4) The first time I came to SWUFE, I did use their airport pickup service. They send a volunteer student (either foreign or Chinese) to come pick you up in a taxi that's paid for by the school. This saves you 50-75 kuai and you get to make your first friend easily. There are luggage carts in the airport, but keep in mind that at best you might be able to maneuver two carts on your own for your luggage.
Also, I don't recommend bringing two years worth of clothing. You're a girl, so you probably love to shop. There's also the issue that you might find yourself losing weight during the 2 years you're in China. If you find yourself needing to buy new clothes, there are foreign stores like Uniqlo and H&M which carry decent quality, larger Western sizes. But in my experience, the girls in the dorms here lose a bit of weight and end up buying new clothes.

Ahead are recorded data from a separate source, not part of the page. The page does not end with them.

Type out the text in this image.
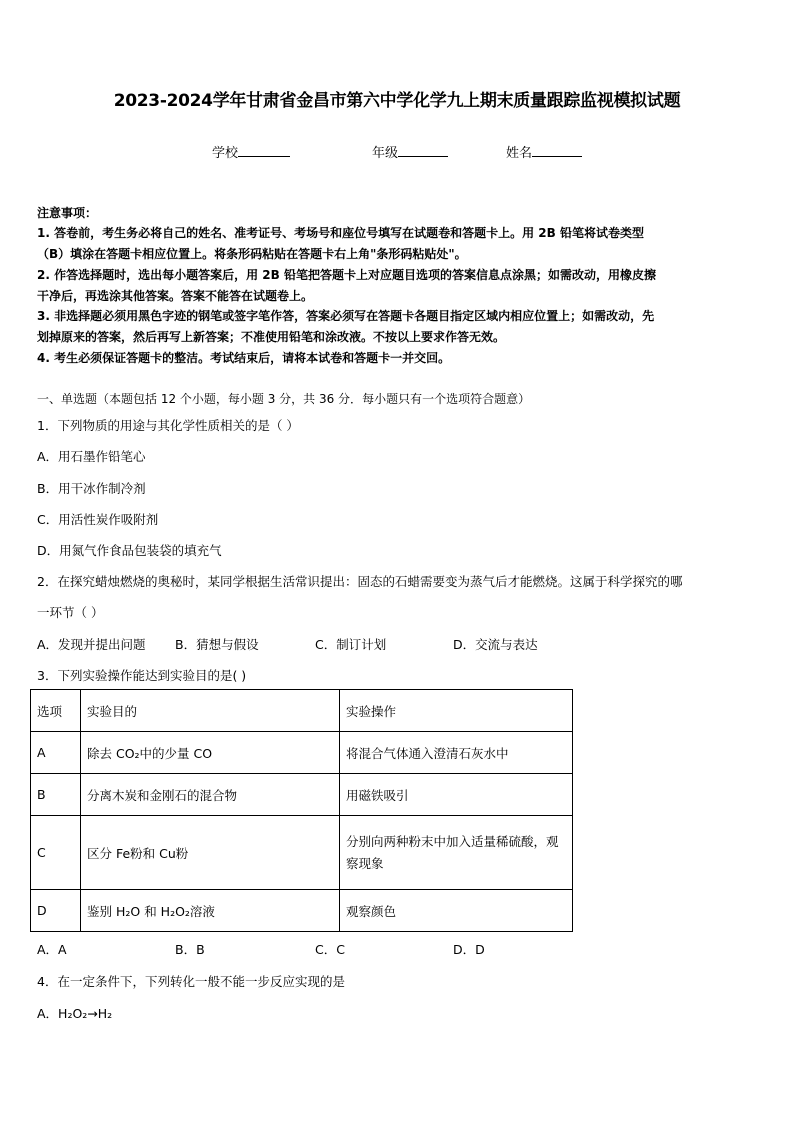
2023-2024学年甘肃省金昌市第六中学化学九上期末质量跟踪监视模拟试题
学校	年级	姓名
注意事项：
1. 答卷前，考生务必将自己的姓名、准考证号、考场号和座位号填写在试题卷和答题卡上。用 2B 铅笔将试卷类型
（B）填涂在答题卡相应位置上。将条形码粘贴在答题卡右上角"条形码粘贴处"。
2. 作答选择题时，选出每小题答案后，用 2B 铅笔把答题卡上对应题目选项的答案信息点涂黑；如需改动，用橡皮擦
干净后，再选涂其他答案。答案不能答在试题卷上。
3. 非选择题必须用黑色字迹的钢笔或签字笔作答，答案必须写在答题卡各题目指定区域内相应位置上；如需改动，先
划掉原来的答案，然后再写上新答案；不准使用铅笔和涂改液。不按以上要求作答无效。
4. 考生必须保证答题卡的整洁。考试结束后，请将本试卷和答题卡一并交回。
一、单选题（本题包括 12 个小题，每小题 3 分，共 36 分．每小题只有一个选项符合题意）
1．下列物质的用途与其化学性质相关的是（ ）
A．用石墨作铅笔心
B．用干冰作制冷剂
C．用活性炭作吸附剂
D．用氮气作食品包装袋的填充气
2．在探究蜡烛燃烧的奥秘时，某同学根据生活常识提出：固态的石蜡需要变为蒸气后才能燃烧。这属于科学探究的哪
一环节（ ）
A．发现并提出问题 B．猜想与假设	C．制订计划	D．交流与表达
3．下列实验操作能达到实验目的是( )
选项	实验目的	实验操作
A	除去 CO₂中的少量 CO	将混合气体通入澄清石灰水中
B	分离木炭和金刚石的混合物	用磁铁吸引
C	区分 Fe粉和 Cu粉	分别向两种粉末中加入适量稀硫酸，观察现象
D	鉴别 H₂O 和 H₂O₂溶液	观察颜色
A．A	B．B	C．C	D．D
4．在一定条件下，下列转化一般不能一步反应实现的是
A．H₂O₂→H₂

For the issue of money, in my experience eating out twice a day every day for a single person is around $200 a month. This includes me going to bars on the occasional weekend and eating the more expensive Western food every now and then (like Subway). You can expect to pay around 100-200kuai a month for electricity (depending on if you need to use the A/C and if you cook in your room). I would keep your money in an American bank account and withdraw from it whenever you're getting low on cash. I use Bank of America and I can use Construction Bank's ATM without a fee.
Let me know if you have any other questions.